Elmo’s arrival also seems to have kicked off a record early holiday
silly season. A 911 tape in Tampa, Fla., was reported to have one man
calling police about another shopper in a Target store who threatened
him with a loaded pistol because the caller took one of the last Elmo
dolls and the black-clad, gun-toting stranger didn’t get one.
It’s déjà
vu. Ten years ago, the first generation Elmo launched an absolute
holiday buying frenzy. Parents went berserk hunting down this Elmo. They
forked over inflated sums at charity auctions or agreed to humiliating
promotional stunts simply to win one of the dolls. Employees at one
Wal-Mart got into big trouble because shoppers noticed they were buying
Elmo dolls that hadn’t been put on sale.
The first
Elmo wasn’t the first such craze, either. Back in 1983, parents stalked
the elusive Cabbage Patch Kids.
Let’s sort
out our priorities here. We have a climate-change emergency. China owns
most of our astronomical federal debt. The war in Iraq has destabilized
the entire Middle East and aided terrorist recruiting. Our public
schools and national infrastructure are crumbling for lack of funding.
But we are threatening each other with loaded weapons because we don’t
get the chance to buy a furry doll.
It’s
tempting to just dismiss it all as idiocy, greed or, perhaps, an
obsession. In fact, during the 1996 Elmo mania, a film starring none
other than Arnold Schwarzenegger along with Sinbad lampooned two fathers
locked in mortal combat over the last hot toy.
This begs
the question, however: what drives our greed or our obsession? Most of
us are far too overworked and overwhelmed to chase after a toy out of
mere cupidity or even sheer stupidity.
Maybe there
are different explanations for our seemingly endless capacity to go to
outrageous lengths for our offspring. Maybe we are trying to buy our
kids’ love. Perhaps we are also trying to prove to ourselves (and
others) that we are good parents.
Most of us
are only too painfully aware of our futile search for our parents’

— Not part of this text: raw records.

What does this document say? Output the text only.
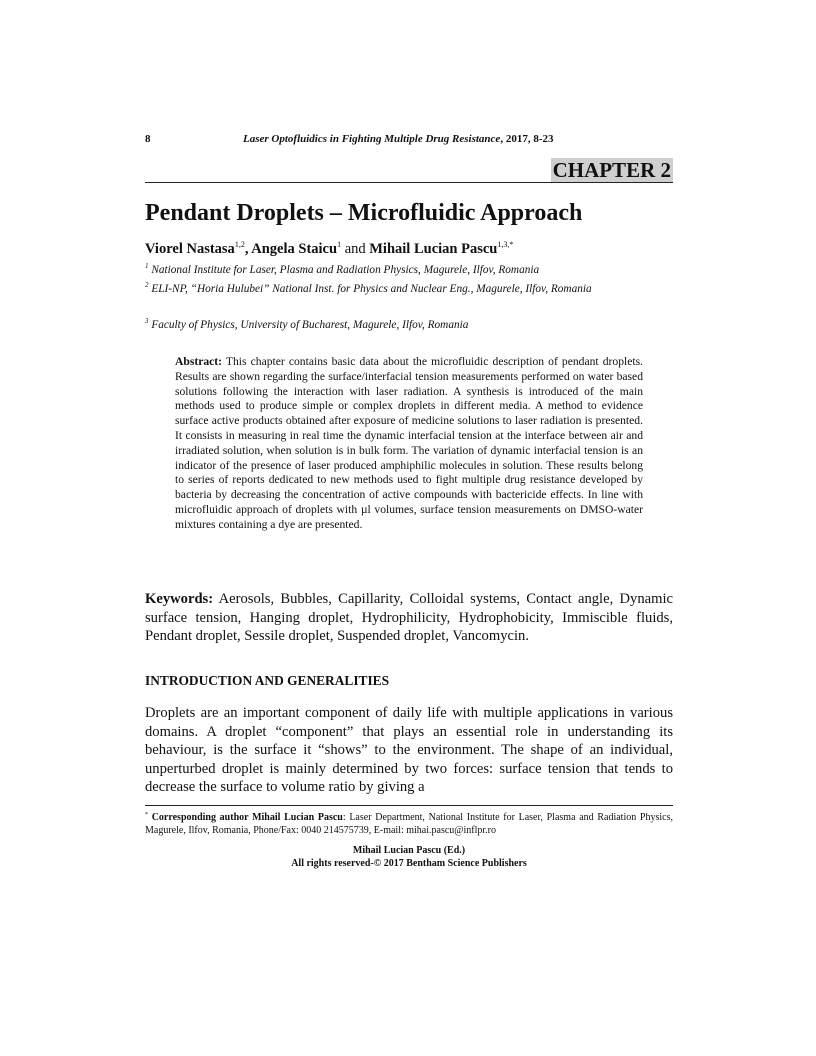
8	Laser Optofluidics in Fighting Multiple Drug Resistance, 2017, 8-23
CHAPTER 2
Pendant Droplets – Microfluidic Approach
Viorel Nastasa$^{1,2}$, Angela Staicu$^1$ and Mihail Lucian Pascu$^{1,3,*}$
$^1$ National Institute for Laser, Plasma and Radiation Physics, Magurele, Ilfov, Romania
$^2$ ELI-NP, “Horia Hulubei” National Inst. for Physics and Nuclear Eng., Magurele, Ilfov, Romania
$^3$ Faculty of Physics, University of Bucharest, Magurele, Ilfov, Romania
Abstract: This chapter contains basic data about the microfluidic description of pendant droplets. Results are shown regarding the surface/interfacial tension measurements performed on water based solutions following the interaction with laser radiation. A synthesis is introduced of the main methods used to produce simple or complex droplets in different media. A method to evidence surface active products obtained after exposure of medicine solutions to laser radiation is presented. It consists in measuring in real time the dynamic interfacial tension at the interface between air and irradiated solution, when solution is in bulk form. The variation of dynamic interfacial tension is an indicator of the presence of laser produced amphiphilic molecules in solution. These results belong to series of reports dedicated to new methods used to fight multiple drug resistance developed by bacteria by decreasing the concentration of active compounds with bactericide effects. In line with microfluidic approach of droplets with µl volumes, surface tension measurements on DMSO-water mixtures containing a dye are presented.
Keywords: Aerosols, Bubbles, Capillarity, Colloidal systems, Contact angle, Dynamic surface tension, Hanging droplet, Hydrophilicity, Hydrophobicity, Immiscible fluids, Pendant droplet, Sessile droplet, Suspended droplet, Vancomycin.
INTRODUCTION AND GENERALITIES
Droplets are an important component of daily life with multiple applications in various domains. A droplet “component” that plays an essential role in understanding its behaviour, is the surface it “shows” to the environment. The shape of an individual, unperturbed droplet is mainly determined by two forces: surface tension that tends to decrease the surface to volume ratio by giving a
* Corresponding author Mihail Lucian Pascu: Laser Department, National Institute for Laser, Plasma and Radiation Physics, Magurele, Ilfov, Romania, Phone/Fax: 0040 214575739, E-mail: mihai.pascu@inflpr.ro
Mihail Lucian Pascu (Ed.)
All rights reserved-© 2017 Bentham Science Publishers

approval. It’s a rude shock to become parents ourselves and then to find
that we crave approval and acceptance from our kids, too. Their tears
and pleas for the hot new toy fill us with the dread that if we don’t
get it for them, they won’t love us anymore and we will look like
uncaring, indifferent parents to the rest of the world.
One of the
toughest aspects of being stewards of old souls in young bodies is the
necessity of saying no on occasion. This kind of love is called tough
precisely because it appears to involve the risk of rejection from those
we love dearly and from whom we desperately want to feel love in return.
In such
cases, however, saying no may not be as risky as it seems. Despite their
protests to the contrary, children feel more secure and loved when
parents care enough to set loving and consistent boundaries. Those
boundaries, which of course change and expand as children become more
mature, imbue kids with a sense of place and security in the world.
Those boundaries let them know that their parents are paying attention
to them and their welfare.
The not so
good news? In order to be capable of saying no and setting boundaries,
we need a sense of our own worth and place in the world that is not
based on outward approval or acceptance. After all, it is the need for
others’ approval of the job we are doing as parents that has so many of
us chasing after toys in the first place.
If we
cannot feel our own self-approval, however, then no matter how many toys
we buy our offspring, we will not be able to feel our children’s love
for us. We’ll be running on empty, pistols loaded.